Flexibility for Change
Although I am at a loss to envision science education in 2025, I predict changes in undergraduate science education in the next thirty years will continue to increase at an accelerating rate. These changes will probably be considerably more dramatic and unpredictable than those in the past thirty years. If current trends continue, we'll need curricula and facilities that support collaborative learning, informal student-teacher interchange, the study of interdisciplinary topics, and the use of sophisticated computer tools and scientific instruments.
In the face of accelerating change, it will be critical for teachers to realize that what students learn will be less important than how they learn. Recently a physicist, just retired after a long career at Los Alamos National Laboratory, listed about 20 topics: laser spectroscopy, telemetry, neutron activation analysis, nuclear magnetic resonance, electron spin resonance, tunneling phenomena, electron microscopy, etc. Students were mystified when asked what these topics had in common: none of these topics were in the curriculum when he graduated from college in 1949 and he had worked on all of them during his career. Alas, very few of these topics are in the undergraduate physics curriculum today!

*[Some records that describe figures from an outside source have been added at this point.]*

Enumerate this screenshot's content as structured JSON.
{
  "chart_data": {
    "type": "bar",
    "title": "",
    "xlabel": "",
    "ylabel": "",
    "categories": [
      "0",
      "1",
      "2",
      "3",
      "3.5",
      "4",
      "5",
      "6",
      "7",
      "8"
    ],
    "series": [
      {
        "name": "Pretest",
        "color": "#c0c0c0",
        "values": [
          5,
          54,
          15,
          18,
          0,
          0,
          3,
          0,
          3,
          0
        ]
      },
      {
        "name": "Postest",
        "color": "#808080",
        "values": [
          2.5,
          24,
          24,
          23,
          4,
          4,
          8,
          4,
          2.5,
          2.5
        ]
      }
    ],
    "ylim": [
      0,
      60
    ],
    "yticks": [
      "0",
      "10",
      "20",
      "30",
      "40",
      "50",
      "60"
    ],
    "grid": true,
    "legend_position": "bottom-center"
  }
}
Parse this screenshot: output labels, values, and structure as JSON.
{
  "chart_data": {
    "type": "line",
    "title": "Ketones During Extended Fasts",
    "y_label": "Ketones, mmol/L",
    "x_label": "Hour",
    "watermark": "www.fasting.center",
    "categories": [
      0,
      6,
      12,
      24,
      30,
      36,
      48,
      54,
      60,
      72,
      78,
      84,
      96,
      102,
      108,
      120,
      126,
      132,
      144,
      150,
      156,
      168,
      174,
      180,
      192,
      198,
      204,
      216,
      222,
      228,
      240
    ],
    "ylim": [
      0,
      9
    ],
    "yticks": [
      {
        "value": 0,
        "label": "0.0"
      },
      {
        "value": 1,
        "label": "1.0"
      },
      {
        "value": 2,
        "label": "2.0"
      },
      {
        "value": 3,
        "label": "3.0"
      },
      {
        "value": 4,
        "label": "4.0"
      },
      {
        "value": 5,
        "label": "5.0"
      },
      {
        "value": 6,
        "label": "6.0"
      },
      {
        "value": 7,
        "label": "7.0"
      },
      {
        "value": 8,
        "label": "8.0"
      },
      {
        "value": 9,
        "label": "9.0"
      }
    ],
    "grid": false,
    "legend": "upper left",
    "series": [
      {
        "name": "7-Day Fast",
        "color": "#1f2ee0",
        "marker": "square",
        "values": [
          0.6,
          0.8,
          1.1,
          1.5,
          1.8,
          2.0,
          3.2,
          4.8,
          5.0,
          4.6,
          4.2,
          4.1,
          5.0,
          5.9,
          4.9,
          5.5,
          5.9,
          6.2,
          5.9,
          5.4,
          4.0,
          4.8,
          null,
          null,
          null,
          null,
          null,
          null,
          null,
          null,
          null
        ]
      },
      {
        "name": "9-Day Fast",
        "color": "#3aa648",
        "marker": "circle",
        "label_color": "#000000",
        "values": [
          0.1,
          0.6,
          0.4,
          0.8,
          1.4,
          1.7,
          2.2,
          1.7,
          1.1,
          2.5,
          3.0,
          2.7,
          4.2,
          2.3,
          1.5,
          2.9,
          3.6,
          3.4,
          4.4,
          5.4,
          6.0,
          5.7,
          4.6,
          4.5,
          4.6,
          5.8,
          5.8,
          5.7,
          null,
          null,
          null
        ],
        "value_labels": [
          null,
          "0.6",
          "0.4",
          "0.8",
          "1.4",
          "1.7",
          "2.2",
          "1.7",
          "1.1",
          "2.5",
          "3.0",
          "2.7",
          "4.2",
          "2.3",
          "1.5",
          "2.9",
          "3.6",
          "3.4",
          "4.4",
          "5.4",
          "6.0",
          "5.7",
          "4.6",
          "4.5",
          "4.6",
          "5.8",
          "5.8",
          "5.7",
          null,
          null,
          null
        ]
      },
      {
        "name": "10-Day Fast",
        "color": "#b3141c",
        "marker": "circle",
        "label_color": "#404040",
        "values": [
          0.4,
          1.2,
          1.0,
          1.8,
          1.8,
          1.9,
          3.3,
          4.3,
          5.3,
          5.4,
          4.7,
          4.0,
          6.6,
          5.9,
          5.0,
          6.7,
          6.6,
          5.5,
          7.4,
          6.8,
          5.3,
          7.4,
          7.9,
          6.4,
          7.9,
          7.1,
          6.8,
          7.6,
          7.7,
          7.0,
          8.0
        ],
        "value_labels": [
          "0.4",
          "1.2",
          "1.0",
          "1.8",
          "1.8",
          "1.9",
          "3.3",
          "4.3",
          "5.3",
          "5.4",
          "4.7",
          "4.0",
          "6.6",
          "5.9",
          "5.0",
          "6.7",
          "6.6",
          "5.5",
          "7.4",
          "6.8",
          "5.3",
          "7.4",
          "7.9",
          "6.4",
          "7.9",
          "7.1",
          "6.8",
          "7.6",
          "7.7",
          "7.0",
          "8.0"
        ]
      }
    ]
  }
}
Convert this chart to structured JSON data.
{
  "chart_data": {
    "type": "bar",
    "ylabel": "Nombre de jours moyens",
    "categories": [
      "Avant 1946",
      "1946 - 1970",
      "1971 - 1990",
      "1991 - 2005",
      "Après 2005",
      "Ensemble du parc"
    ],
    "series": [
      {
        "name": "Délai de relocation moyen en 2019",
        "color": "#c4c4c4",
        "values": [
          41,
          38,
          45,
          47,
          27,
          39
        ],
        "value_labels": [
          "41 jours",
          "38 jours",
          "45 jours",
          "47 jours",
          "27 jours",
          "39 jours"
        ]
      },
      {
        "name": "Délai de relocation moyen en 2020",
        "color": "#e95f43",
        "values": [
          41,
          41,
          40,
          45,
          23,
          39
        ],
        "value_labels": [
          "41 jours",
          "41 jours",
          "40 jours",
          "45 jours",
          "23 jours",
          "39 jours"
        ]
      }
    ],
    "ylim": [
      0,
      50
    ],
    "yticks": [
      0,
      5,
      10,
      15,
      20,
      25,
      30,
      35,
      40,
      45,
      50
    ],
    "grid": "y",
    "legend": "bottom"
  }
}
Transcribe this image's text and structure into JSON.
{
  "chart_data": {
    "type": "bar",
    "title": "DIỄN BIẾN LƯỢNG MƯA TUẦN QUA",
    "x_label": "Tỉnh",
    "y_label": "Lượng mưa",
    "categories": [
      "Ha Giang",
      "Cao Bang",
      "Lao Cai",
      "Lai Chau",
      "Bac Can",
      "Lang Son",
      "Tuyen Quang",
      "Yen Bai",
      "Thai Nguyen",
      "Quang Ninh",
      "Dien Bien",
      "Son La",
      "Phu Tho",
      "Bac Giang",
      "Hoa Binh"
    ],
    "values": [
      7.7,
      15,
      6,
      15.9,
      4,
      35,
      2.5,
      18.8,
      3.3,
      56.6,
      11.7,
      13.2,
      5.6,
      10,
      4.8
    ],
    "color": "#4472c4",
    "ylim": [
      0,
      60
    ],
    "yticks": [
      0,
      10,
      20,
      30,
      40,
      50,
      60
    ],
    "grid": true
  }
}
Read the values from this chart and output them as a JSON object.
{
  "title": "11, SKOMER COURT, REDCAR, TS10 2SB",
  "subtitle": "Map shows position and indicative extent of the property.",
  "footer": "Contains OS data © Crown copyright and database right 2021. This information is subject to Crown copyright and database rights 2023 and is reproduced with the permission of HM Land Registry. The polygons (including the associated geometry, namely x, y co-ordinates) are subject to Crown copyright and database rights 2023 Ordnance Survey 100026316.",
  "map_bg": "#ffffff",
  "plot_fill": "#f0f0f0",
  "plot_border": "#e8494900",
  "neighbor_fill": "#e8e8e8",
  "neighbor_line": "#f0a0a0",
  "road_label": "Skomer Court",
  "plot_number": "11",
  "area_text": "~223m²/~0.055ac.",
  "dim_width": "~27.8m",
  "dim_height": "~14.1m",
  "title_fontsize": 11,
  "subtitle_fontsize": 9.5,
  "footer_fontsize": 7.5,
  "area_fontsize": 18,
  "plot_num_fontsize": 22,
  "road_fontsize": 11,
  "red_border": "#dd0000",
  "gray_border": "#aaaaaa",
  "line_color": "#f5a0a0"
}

In the face of uncertainty about future areas of scientific research and the nature of research tools, it will be critical to make new facilities as flexible as possible. Between now and 2025, instructors and students will probably use facilities in ways which are currently inconceivable. Suppose the disciplines are disbanded? Can laboratories and classrooms be reoutfitted to support interdisciplinary work? Is conduit installed so electrical and computer networks can be repositioned whenever the furniture is completely rearranged? Is the furniture modular and sturdy? Are there spaces for large, medium and small groups to work collaboratively? Are there spaces where individuals can pull away to ponder and reflect? What about ceiling and floor hooks? What about access to computer media? Internet? Telephones? The outdoors? The metaphor for the science laboratory-classroom of the future is that of a giant electrical Lego set capable of being constructed in an endless array of fractal patterns to enhance learning through both collaboration and individual discovery.
Over thirty years ago, John Steinbeck observed: "We…can have no conception of human life and human thought in one hundred or fifty years. Perhaps my greatest wisdom is the knowledge that I do not know. The sad ones are those who waste their energy trying to hold it (change) back, for they can only feel bitterness in loss and no joy in gain."